• Road to war: U.S. struggled to convince allies, and Zelensky, of risk of invasion
    https://www.washingtonpost.com/national-security/interactive/2022/ukraine-road-to-war

    Presented with the new intelligence and analysis at the October [2021] briefing, Biden “basically had two reactions,” Sullivan said. First, to try to deter Putin, they “needed to send somebody to Moscow to sit with the Russians at a senior level and tell them: ‘If you do this, these will be the consequences.’ ”

    Second, they needed to brief allies on the U.S. intelligence and bring them on board with what the administration believed should be a unified and severe posture of threatened sanctions against Russia, reinforcement and expansion of NATO defenses, and assistance for #Ukraine.

    Burns was dispatched to Moscow and Haines to NATO headquarters in Brussels.

    • le #paywall se contourne aisément en désactivant js

      Less than two weeks after the Glasgow meeting, when Kuleba and Andriy Yermak, Zelensky’s chief of staff, visited the State Department in Washington, a senior U.S. official greeted them with a cup of coffee and a smile. “Guys, dig the trenches!” the official began.
      “When we smiled back,” Kuleba recalled, the official said, “ ‘I’m serious.

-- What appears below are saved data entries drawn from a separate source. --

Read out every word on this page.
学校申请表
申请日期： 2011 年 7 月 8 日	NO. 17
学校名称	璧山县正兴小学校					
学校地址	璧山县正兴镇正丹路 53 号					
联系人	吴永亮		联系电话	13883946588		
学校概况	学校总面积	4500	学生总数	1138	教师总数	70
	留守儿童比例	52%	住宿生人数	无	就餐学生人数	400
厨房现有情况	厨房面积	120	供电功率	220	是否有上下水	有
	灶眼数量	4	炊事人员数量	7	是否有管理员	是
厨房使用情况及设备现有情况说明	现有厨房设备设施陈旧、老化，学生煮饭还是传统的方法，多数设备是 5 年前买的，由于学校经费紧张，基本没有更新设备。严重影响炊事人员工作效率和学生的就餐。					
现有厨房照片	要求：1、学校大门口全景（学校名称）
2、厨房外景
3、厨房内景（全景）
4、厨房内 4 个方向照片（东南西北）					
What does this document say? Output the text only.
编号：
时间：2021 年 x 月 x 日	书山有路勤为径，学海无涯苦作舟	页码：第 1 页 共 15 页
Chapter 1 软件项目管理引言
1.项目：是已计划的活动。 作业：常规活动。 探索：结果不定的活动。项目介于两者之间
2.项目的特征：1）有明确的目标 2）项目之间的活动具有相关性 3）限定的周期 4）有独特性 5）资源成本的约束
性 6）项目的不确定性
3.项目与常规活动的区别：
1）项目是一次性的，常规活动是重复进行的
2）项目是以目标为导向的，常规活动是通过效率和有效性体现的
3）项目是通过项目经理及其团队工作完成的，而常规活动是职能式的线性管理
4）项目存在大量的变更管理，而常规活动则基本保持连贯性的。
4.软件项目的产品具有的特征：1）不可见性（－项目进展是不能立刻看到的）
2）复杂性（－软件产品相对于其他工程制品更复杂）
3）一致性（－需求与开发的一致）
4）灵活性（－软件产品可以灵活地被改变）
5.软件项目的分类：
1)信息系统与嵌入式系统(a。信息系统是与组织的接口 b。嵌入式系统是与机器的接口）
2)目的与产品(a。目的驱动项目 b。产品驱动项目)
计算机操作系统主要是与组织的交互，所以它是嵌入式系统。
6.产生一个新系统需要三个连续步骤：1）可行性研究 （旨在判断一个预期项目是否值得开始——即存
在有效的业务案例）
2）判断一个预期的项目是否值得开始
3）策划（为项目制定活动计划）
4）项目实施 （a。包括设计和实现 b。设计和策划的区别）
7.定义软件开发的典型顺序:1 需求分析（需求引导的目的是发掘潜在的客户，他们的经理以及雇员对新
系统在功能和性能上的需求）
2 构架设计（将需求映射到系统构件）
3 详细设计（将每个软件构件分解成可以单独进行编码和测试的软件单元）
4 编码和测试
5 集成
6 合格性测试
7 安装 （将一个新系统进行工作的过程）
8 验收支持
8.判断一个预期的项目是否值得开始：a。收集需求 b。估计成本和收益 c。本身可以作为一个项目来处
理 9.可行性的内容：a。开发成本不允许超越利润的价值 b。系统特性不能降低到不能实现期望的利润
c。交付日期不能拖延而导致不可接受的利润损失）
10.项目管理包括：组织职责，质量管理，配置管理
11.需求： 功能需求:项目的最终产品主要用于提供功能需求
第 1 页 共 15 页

Start digging trenches. … You will be attacked. A large-scale attack, and you have to prepare for it.’ We asked for details; there were none.

      If the Americans became frustrated at Ukraine’s skepticism about Russia’s plans, the Ukrainians were no less disconcerted at the increasingly public U.S. warnings that an invasion was coming.”

      But Paris and Berlin remembered emphatic U.S. claims about intelligence on Iraq. The shadow of that deeply flawed analysis hung over all the discussions before the invasion. Some also felt that Washington, just months earlier, had vastly overestimated the resilience of Afghanistan’s government as the U.S. military was withdrawing. The government had collapsed as soon as the Taliban entered Kabul.
      “American intelligence is not considered to be a naturally reliable source,” said François Heisbourg, a security expert and longtime adviser to French officials. “It was considered to be prone to political manipulation.”
      The Europeans began to settle into camps that would change little for several months.
      “I think there were basically three flavors,” a senior administration official said. To many in Western Europe, what the Russians were doing was “all coercive diplomacy, [Putin] was just building up to see what he could get. He’s not going to invade … it’s crazy.”
      Many of NATO’s newer members in eastern and southeastern Europe thought Putin “may do something, but it would be limited in scope,” the official said, “ … another bite at the [Ukrainian] apple,” similar to what happened in 2014.

      But Britain and the Baltic states, which were always nervous about Russian intentions, believed a full-scale invasion was coming.

      When skeptical member states asked for more intelligence, the Americans provided some, but held back from sharing it all.
      Historically, the United States rarely revealed its most sensitive intelligence to an organization as diverse as NATO, primarily for fear that secrets could leak. While the Americans and their British partners did share a significant amount of information, they withheld the raw intercepts or nature of the human sources that were essential to determining Putin’s plans. That especially frustrated French and German officials, who had long suspected that Washington and London sometimes hid the basis of their intelligence to make it seem more definitive than it really was.

    • Conséquence directe de l’article : on reproche en Ukraine à Zelensky d’avoir minimisé les risques d’invasion et de ne pas avoir suffisamment préparé le pays à la guerre. Zelensky prétend avoir voulu éviter une panique qui aurait fait fuir les gens et affaiblit l’économie, rendant alors une défaite certaine.

      Zelensky faces outpouring of criticism over failure to warn of war
      https://www.washingtonpost.com/world/2022/08/18/zelensky-ukraine-wapo-interview-warn-of-war

      The level of outrage is unprecedented in wartime Ukraine, she said, and represents perhaps “the first serious communication crisis” for Zelensky, regarded as a master communicator, and his team.

      Even those who said they understood why Zelensky didn’t want to provoke panic said they nonetheless wondered whether there were steps that could have been taken to alleviate the impact of the invasion — from preparing blood banks to digging trenches along the northern border to prevent Russian troops from overrunning many towns and villages before they were halted outside Kyiv.